El grupo de gitanas avanzó hacia la herrería, ubicada delante de ellas, empujando a Ana y a la Ximénez. La matriarca alzó su bastón cuando casi iba a topar con los hombres. Los empellones cesaron para permitirle hablar.
—Rafael, tienes la oportunidad de…
—La venganza es de Pascual Carmona —la interrumpió el Conde—. No debo…
—¡La venganza es nuestra! —se escuchó por detrás—, de las mujeres que hemos sufrido.
—¡De las gitanas!
—Apártate, hijo de puta.
Ana Vega escupió las palabras a solo un paso del viejo, que buscó ayuda en los otros jefes, pero estos se apartaron de él. Rafael García alzó la mirada hacia la ventana, en busca del apoyo de su esposa Reyes, y lanzó un suspiro de decepción al comprobar que nadie respondía. Ni siquiera la Trianera se atrevía a enfrentarse a las demás.
—¿Vais a permitir que se opongan a una sentencia del consejo y que escape un asesino? —gritó nervioso a los demás gitanos del callejón, la mayoría de ellos se arracimaban a los lados y por detrás de las mujeres.
—¿Vas a matarlas también a ellas, a todas? —replicó alguien.
—¡A ti no te importa vengar al Carmona! —gritó una mujer—. ¡Solo quieres matar al Galeote!
El Conde iba a contestar, pero antes de que pudiera hacerlo, se encontró con la punta del bastón de la Ximénez sobre su pecho.
—Hazte a un lado —masculló la matriarca.
Rafael García se resistió.
—No las dejéis pasar —ordenó entonces a su gente.
Los García, los únicos que se interponían en el acceso a la herrería, agarraron con fuerza y elevaron a media altura los martillos y las herramientas que hasta entonces habían mantenido indolentes en sus manos.
La amenaza produjo un silencio expectante. Ana Vega fue a abalanzarse sobre el Conde cuando una anciana de los Camacho se adelantó hasta ellos por uno de los lados.
—Ana Vega ha pagado lo suficiente por lo que hizo su padre y lo que pueda haber hecho su hija. ¡Todos lo hemos comprobado! Incluso Luisa ha muerto por la libertad que exigen los Vega. Rafael: aparta a tu gente.
La anciana buscó y obtuvo una seña de aprobación por parte del jefe de su familia antes de continuar.
—Si no lo haces, nosotros, los Camacho, las defenderemos contra los tuyos.
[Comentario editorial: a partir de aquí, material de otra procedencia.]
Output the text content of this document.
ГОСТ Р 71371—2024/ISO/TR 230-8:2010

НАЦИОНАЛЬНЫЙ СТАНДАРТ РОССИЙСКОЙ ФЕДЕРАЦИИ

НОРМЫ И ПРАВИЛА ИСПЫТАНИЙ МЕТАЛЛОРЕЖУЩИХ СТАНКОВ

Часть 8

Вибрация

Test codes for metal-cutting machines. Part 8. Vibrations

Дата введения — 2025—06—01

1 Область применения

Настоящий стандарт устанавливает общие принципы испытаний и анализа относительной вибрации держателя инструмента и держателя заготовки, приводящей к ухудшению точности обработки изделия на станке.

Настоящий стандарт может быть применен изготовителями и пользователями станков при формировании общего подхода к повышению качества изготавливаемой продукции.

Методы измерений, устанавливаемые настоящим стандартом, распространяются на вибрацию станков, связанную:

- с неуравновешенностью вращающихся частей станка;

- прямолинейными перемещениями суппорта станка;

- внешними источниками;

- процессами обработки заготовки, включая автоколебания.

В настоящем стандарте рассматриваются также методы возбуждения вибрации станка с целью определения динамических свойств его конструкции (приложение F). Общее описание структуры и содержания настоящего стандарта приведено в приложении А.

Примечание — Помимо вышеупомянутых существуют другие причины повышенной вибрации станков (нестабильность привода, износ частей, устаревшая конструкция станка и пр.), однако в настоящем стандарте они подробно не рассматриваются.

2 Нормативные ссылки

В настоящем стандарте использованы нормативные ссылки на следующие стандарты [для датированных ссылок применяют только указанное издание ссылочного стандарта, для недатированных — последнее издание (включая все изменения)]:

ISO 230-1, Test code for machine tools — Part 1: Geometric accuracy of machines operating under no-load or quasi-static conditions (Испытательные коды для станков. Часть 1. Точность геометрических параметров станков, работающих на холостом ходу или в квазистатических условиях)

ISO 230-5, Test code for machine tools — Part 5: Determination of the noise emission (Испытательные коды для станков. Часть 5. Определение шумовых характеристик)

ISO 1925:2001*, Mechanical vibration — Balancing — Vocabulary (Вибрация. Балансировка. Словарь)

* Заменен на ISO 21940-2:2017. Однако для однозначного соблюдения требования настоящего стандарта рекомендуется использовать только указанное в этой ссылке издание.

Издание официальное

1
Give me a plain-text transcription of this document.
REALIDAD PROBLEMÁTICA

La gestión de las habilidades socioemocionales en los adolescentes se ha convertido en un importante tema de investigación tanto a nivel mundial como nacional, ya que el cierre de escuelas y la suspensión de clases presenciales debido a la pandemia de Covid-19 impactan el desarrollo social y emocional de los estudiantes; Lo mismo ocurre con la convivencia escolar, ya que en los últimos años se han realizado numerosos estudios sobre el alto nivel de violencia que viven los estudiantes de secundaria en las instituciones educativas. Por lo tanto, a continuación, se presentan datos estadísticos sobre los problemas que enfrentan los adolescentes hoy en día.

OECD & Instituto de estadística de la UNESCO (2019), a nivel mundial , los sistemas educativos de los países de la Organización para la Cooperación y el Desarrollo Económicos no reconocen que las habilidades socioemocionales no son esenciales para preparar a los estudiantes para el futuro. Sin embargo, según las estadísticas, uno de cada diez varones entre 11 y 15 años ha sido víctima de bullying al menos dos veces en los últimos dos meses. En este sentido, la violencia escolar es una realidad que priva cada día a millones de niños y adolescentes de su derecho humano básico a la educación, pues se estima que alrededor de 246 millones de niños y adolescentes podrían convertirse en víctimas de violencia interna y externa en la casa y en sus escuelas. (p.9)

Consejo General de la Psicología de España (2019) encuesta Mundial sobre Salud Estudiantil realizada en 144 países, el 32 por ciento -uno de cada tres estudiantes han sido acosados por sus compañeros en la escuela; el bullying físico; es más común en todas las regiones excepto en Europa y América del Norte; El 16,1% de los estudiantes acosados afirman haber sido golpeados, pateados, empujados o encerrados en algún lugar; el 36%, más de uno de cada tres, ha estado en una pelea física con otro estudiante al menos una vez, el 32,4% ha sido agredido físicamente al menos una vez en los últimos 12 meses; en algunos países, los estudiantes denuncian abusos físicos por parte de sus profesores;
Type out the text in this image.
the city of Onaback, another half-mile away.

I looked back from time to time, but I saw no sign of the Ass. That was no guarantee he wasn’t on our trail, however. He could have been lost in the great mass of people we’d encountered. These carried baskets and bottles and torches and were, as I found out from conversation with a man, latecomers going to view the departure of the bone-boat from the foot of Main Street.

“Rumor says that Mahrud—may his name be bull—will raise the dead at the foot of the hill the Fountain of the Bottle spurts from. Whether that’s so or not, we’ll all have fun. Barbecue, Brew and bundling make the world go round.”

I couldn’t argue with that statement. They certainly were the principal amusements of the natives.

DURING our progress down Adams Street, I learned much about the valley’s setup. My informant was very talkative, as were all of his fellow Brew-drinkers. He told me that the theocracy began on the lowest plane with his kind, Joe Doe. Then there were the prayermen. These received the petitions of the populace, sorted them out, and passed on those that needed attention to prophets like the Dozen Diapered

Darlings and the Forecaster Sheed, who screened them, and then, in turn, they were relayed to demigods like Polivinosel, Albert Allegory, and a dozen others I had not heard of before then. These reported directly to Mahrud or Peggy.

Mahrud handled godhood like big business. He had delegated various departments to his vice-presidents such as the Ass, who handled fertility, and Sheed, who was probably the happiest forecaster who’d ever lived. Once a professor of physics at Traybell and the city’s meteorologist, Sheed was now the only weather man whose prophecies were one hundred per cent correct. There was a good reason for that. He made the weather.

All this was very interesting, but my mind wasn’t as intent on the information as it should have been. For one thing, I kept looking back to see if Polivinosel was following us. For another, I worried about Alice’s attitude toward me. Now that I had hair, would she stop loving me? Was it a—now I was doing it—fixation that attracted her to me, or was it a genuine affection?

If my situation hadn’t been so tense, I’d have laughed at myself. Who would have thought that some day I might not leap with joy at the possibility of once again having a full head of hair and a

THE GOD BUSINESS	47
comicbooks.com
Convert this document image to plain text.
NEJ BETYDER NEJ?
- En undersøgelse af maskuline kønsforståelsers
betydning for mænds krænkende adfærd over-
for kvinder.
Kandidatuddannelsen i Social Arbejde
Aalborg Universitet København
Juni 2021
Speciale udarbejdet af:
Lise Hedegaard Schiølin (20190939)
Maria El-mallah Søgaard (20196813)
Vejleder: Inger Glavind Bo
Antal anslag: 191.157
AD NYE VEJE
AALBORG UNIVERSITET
Un escalofrío recorrió la espalda de Ana Vega. ¡La familia Camacho, del mismo callejón, la defendía y con ello defendían el perdón para su padre! Quiso agradecérselo a la anciana, pero antes de que pudiera acercarse a ella, otras dos mujeres, estas de los Flores, se sumaron a la primera. Y otra, y una más. Todas de distintas familias, ante las miradas entre resignadas y aprobadoras de sus hombres. Ana sonrió. Alguien le echó un gran pañuelo amarillo de largos flecos sobre los hombros justo antes de que se encaminase hacia el interior de la herrería. Nadie osó impedirle el acceso.